Buddha Park & Temples
The second day I ventured out on my own to the morning market which was an adventure in itself – I went to the wrong market and ended up in KhuaDin Market instead (across the road from the morning market). I really liked this market because it was very, very local; I was the only tourist there so it was really interesting to walk around and it mostly consisted of fabrics with an amazing variety on offer. I accidentally wondered into the meat section of the market which was not very pleasant; the stench was overbearing and people were sleeping on the counters next to the meat, whilst other people were swatting the flies away with large fans; you can only imagine the kind of meat that was on offer! I couldn’t spend much time in there because it smelt so bad and the meat didn’t look too appealing. Following on from this was the fruit section, which, oddly, had an overbearing smell that wasn’t very appealing either. Within this section was all the fruit you could possibly imagine piled high in bundles. When I finally did find the right market I was actually not very impressed by it. They had everything you could think of; fake bags, electrical’s, souvenirs etc but compared to markets I have visited before it was very small and as soon as you look at something, even vaguely, you get harassed and the staff wont leave you alone – this really puts me off and actually stops me from buying stuff, or even looking at anything!
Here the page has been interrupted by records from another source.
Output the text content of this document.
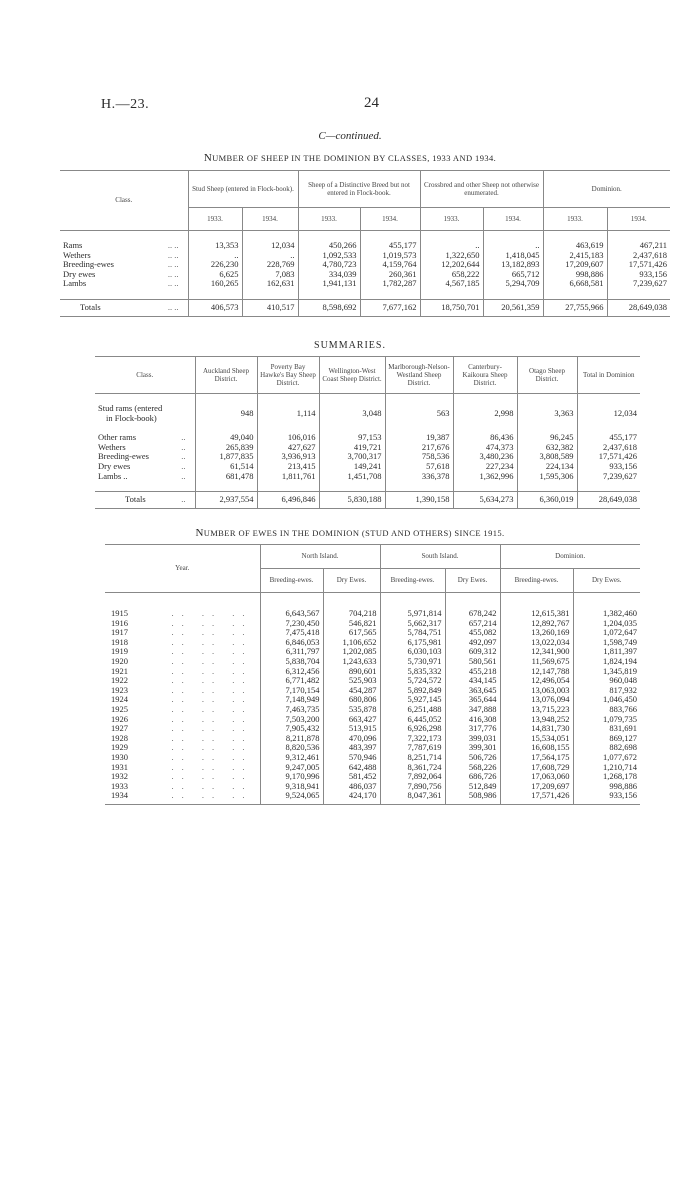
H.—23.	24
C—continued.
NUMBER OF SHEEP IN THE DOMINION BY CLASSES, 1933 AND 1934.
Class.	Stud Sheep (entered in Flock-book).		Sheep of a Distinctive Breed but not entered in Flock-book.		Crossbred and other Sheep not otherwise enumerated.		Dominion.	
	1933.	1934.	1933.	1934.	1933.	1934.	1933.	1934.

Rams .. ..	13,353	12,034	450,266	455,177	..	..	463,619	467,211
Wethers .. ..	..	..	1,092,533	1,019,573	1,322,650	1,418,045	2,415,183	2,437,618
Breeding-ewes .. ..	226,230	228,769	4,780,723	4,159,764	12,202,644	13,182,893	17,209,607	17,571,426
Dry ewes .. ..	6,625	7,083	334,039	260,361	658,222	665,712	998,886	933,156
Lambs .. ..	160,265	162,631	1,941,131	1,782,287	4,567,185	5,294,709	6,668,581	7,239,627

Totals .. ..	406,573	410,517	8,598,692	7,677,162	18,750,701	20,561,359	27,755,966	28,649,038
SUMMARIES.
Class.	Auckland Sheep District.	Poverty Bay Hawke's Bay Sheep District.	Wellington-West Coast Sheep District.	Marlborough-Nelson-Westland Sheep District.	Canterbury-Kaikoura Sheep District.	Otago Sheep District.	Total in Dominion

Stud rams (entered
in Flock-book)	948	1,114	3,048	563	2,998	3,363	12,034

Other rams ..	49,040	106,016	97,153	19,387	86,436	96,245	455,177
Wethers ..	265,839	427,627	419,721	217,676	474,373	632,382	2,437,618
Breeding-ewes ..	1,877,835	3,936,913	3,700,317	758,536	3,480,236	3,808,589	17,571,426
Dry ewes ..	61,514	213,415	149,241	57,618	227,234	224,134	933,156
Lambs .. ..	681,478	1,811,761	1,451,708	336,378	1,362,996	1,595,306	7,239,627

Totals ..	2,937,554	6,496,846	5,830,188	1,390,158	5,634,273	6,360,019	28,649,038
NUMBER OF EWES IN THE DOMINION (STUD AND OTHERS) SINCE 1915.
Year.	North Island.		South Island.		Dominion.	
	Breeding-ewes.	Dry Ewes.	Breeding-ewes.	Dry Ewes.	Breeding-ewes.	Dry Ewes.

1915 .. .. ..	6,643,567	704,218	5,971,814	678,242	12,615,381	1,382,460
1916 .. .. ..	7,230,450	546,821	5,662,317	657,214	12,892,767	1,204,035
1917 .. .. ..	7,475,418	617,565	5,784,751	455,082	13,260,169	1,072,647
1918 .. .. ..	6,846,053	1,106,652	6,175,981	492,097	13,022,034	1,598,749
1919 .. .. ..	6,311,797	1,202,085	6,030,103	609,312	12,341,900	1,811,397
1920 .. .. ..	5,838,704	1,243,633	5,730,971	580,561	11,569,675	1,824,194
1921 .. .. ..	6,312,456	890,601	5,835,332	455,218	12,147,788	1,345,819
1922 .. .. ..	6,771,482	525,903	5,724,572	434,145	12,496,054	960,048
1923 .. .. ..	7,170,154	454,287	5,892,849	363,645	13,063,003	817,932
1924 .. .. ..	7,148,949	680,806	5,927,145	365,644	13,076,094	1,046,450
1925 .. .. ..	7,463,735	535,878	6,251,488	347,888	13,715,223	883,766
1926 .. .. ..	7,503,200	663,427	6,445,052	416,308	13,948,252	1,079,735
1927 .. .. ..	7,905,432	513,915	6,926,298	317,776	14,831,730	831,691
1928 .. .. ..	8,211,878	470,096	7,322,173	399,031	15,534,051	869,127
1929 .. .. ..	8,820,536	483,397	7,787,619	399,301	16,608,155	882,698
1930 .. .. ..	9,312,461	570,946	8,251,714	506,726	17,564,175	1,077,672
1931 .. .. ..	9,247,005	642,488	8,361,724	568,226	17,608,729	1,210,714
1932 .. .. ..	9,170,996	581,452	7,892,064	686,726	17,063,060	1,268,178
1933 .. .. ..	9,318,941	486,037	7,890,756	512,849	17,209,697	998,886
1934 .. .. ..	9,524,065	424,170	8,047,361	508,986	17,571,426	933,156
Fruit & Meat section of KhuaDin Market
In the afternoon I got picked up by Per and taken to the Thai Consulate where I had to collect my visa and passport. Once there I sat and waited for my number to be called out. After waiting 40 minutes I joined the queue to get my passport where I bumped into an Israeli guy I had met the day before. He was before me in the queue and noticed that lots of people were in front of us who should have been behind us. Asking to see their ticket numbers he quickly realised that they had jumped the queue so he got me and together we jumped in the front, payed our 1000 baht to get our visa and had our passports returned to us.
Monument & the view!
As I had a few hours before I needed to be at the airport Per took me to the top of the Monument to see the view over Vientiane and pointed out different landmarks. It was great talking to Per and learning about his life; He never has a day off and has never visited another country. Every morning he drives to friendship bridge to take people into town and the works as a private taxi the rest of the day and earns his living of this. He was very keen to learn about England and what life is like there and how things are in Bangkok! He was so helpful with getting my visa, showing me where to go and telling me what I needed to do, I would have been a lot harder without him helping me!
My luxury ride!
This trip has forced me out of my comfort zone and has made me more confident in knowing that I can do things on my own. To my surprise I enjoyed traveling on my own and would happily do it again, it forces you to meet people and work things out on your own – not having anyone else to rely on. Naturally, after moving to Bangkok with Rob I have relied on him a lot and its been easy to shy away from situations and let Rob deal with it instead. It’s a scary thing, moving half way across the world to a country that speaks another language, but I absolutely love it and the adventures that come with it, the new friends you make and the new language i’m learning. I wanted to live in another country to experience these things and I wouldn’t change anything for the world.